Печальный Каин - Безвинные глаза неизвестных миров

Объявление:

   
 
1 июля 2063 года
Они часто приходят на закате. Когда косые лучи превращают тени припозднившихся прохожих в нелепых богомолов на длинных, тонких ногах, вдали запевают трубы, и город преображается. Захлопываются двери, слепнут окна, бешеные собаки покидают укрытие и, поскуливая и постанывая, сбиваются в стаи на перекрестках.

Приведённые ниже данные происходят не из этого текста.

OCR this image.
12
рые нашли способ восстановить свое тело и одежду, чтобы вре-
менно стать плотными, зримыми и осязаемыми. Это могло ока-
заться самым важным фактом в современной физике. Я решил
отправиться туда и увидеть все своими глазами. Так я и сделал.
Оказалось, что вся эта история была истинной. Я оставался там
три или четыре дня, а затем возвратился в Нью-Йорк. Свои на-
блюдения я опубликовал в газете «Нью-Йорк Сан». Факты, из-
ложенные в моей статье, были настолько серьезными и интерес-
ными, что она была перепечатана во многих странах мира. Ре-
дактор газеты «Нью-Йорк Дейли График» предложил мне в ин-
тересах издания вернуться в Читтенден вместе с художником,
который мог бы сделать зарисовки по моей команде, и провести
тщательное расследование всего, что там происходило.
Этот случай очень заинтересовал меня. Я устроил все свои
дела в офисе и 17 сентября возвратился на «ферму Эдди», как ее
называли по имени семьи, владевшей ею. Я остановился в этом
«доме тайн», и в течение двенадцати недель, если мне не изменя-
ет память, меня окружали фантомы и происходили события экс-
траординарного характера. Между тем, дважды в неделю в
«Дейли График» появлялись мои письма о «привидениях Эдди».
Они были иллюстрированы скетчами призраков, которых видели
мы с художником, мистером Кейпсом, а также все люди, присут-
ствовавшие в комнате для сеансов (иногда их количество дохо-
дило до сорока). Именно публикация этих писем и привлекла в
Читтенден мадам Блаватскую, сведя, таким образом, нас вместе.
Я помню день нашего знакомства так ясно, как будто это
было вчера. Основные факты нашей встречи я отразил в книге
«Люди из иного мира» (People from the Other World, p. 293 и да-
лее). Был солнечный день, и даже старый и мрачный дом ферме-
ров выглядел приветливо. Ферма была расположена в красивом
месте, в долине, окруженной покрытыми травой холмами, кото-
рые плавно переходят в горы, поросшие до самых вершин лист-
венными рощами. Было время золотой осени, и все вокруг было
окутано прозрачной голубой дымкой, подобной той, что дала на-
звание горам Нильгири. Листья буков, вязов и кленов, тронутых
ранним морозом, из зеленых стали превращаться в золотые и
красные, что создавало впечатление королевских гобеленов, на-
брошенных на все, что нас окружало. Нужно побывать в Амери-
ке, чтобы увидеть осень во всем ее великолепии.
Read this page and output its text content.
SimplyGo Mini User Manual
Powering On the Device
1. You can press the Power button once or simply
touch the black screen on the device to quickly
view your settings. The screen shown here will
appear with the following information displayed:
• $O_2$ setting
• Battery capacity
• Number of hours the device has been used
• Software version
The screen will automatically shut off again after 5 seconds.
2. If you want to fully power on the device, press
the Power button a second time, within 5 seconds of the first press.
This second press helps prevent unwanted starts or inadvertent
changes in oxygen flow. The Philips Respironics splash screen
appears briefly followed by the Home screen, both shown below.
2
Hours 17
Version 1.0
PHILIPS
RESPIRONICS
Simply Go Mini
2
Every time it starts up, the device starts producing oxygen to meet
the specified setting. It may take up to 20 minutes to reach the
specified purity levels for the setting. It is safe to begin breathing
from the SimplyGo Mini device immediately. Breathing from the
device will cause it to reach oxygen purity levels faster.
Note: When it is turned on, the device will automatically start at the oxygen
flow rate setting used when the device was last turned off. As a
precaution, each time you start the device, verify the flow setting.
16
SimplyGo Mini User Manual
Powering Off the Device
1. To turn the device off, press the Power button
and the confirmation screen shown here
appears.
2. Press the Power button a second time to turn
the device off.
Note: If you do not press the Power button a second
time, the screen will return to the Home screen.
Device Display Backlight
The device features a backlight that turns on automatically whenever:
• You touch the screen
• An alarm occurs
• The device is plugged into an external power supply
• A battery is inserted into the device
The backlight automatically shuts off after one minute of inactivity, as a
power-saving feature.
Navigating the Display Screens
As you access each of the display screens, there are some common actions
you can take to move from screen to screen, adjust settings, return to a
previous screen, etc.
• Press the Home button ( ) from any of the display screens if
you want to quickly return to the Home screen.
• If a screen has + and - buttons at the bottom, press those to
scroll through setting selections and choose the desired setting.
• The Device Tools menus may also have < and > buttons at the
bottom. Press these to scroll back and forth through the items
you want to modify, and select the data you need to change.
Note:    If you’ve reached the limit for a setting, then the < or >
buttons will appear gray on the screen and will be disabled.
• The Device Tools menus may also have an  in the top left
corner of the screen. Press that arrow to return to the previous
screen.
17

Тот дурак, который рискнет остаться на улице после девяти, либо имеет при себе оружие, либо покойник.
Важно: оружие защитит от собак, только псих будет стрелять в зомби. 
Все бегут от зомби, но сегодня я бегу за ними, потому что они забрали Ежи.
Укол элзепама маме, бутылка папе, и моего ухода никто не заметит. Собраться за час и долго, томительно ждать тишины в доме. Я могла бы уйти через окно, но мне нужно папино ружье, которое висит у входной двери, поэтому я жду.
Уже год человечество живет в страхе. Я говорила, что они приходят на закате? Это правда, но они также приходят и на рассвете, и в палящий полдень. Ежи забрали вчера вечером. Мы ужинали и смотрели шоу, он пошел на кухню за молоком.
Важно: папа заколотил заднюю дверь много месяцев назад, после первых нападений.
Когда Ежи не вернулся в гостиную спустя десять минут, и мы прибежали на кухню, там было пусто, только стояла на столе забрызганная красным коробка молока. Дверь была распахнута, впуская вечернюю прохладу, доски валялись на полу. Я бросилась к столу и тут же напоролась на гвоздь. От неожиданности и повинуясь рефлексу, я вскрикнула – раз наступила на гвоздь, будет кровь и будет больно. Не было крови, и боли не было. Гвоздь оказался пластмассовым, детским. Кто-то тайно и аккуратно выдрал настоящие гвозди и заменил их этими игрушками. Кто-то делал это по ночам, затаив дыхание, зная, что делает. Ежи знал, что за ним придут, и ждал этого.
Тишина, только собаки урчат под окнами, доедая что-то или кого-то. Мне пора идти. Я должна узнать, что они сделали с ним, но это не единственная причина, почему я, оставаясь в здравом уме, убегаю сегодня из дома вслед за ясноглазыми монстрами. Полгода назад отец заставил нас всех сделать ЭМРТ, тогда-то мы и узнали страшный диагноз - у нас есть мозг. Мама рыдала, отец орал, а мы с братом впали в какое-то оцепенение. Точнее, я впала, а он, судя по всему, осознал и начал готовиться.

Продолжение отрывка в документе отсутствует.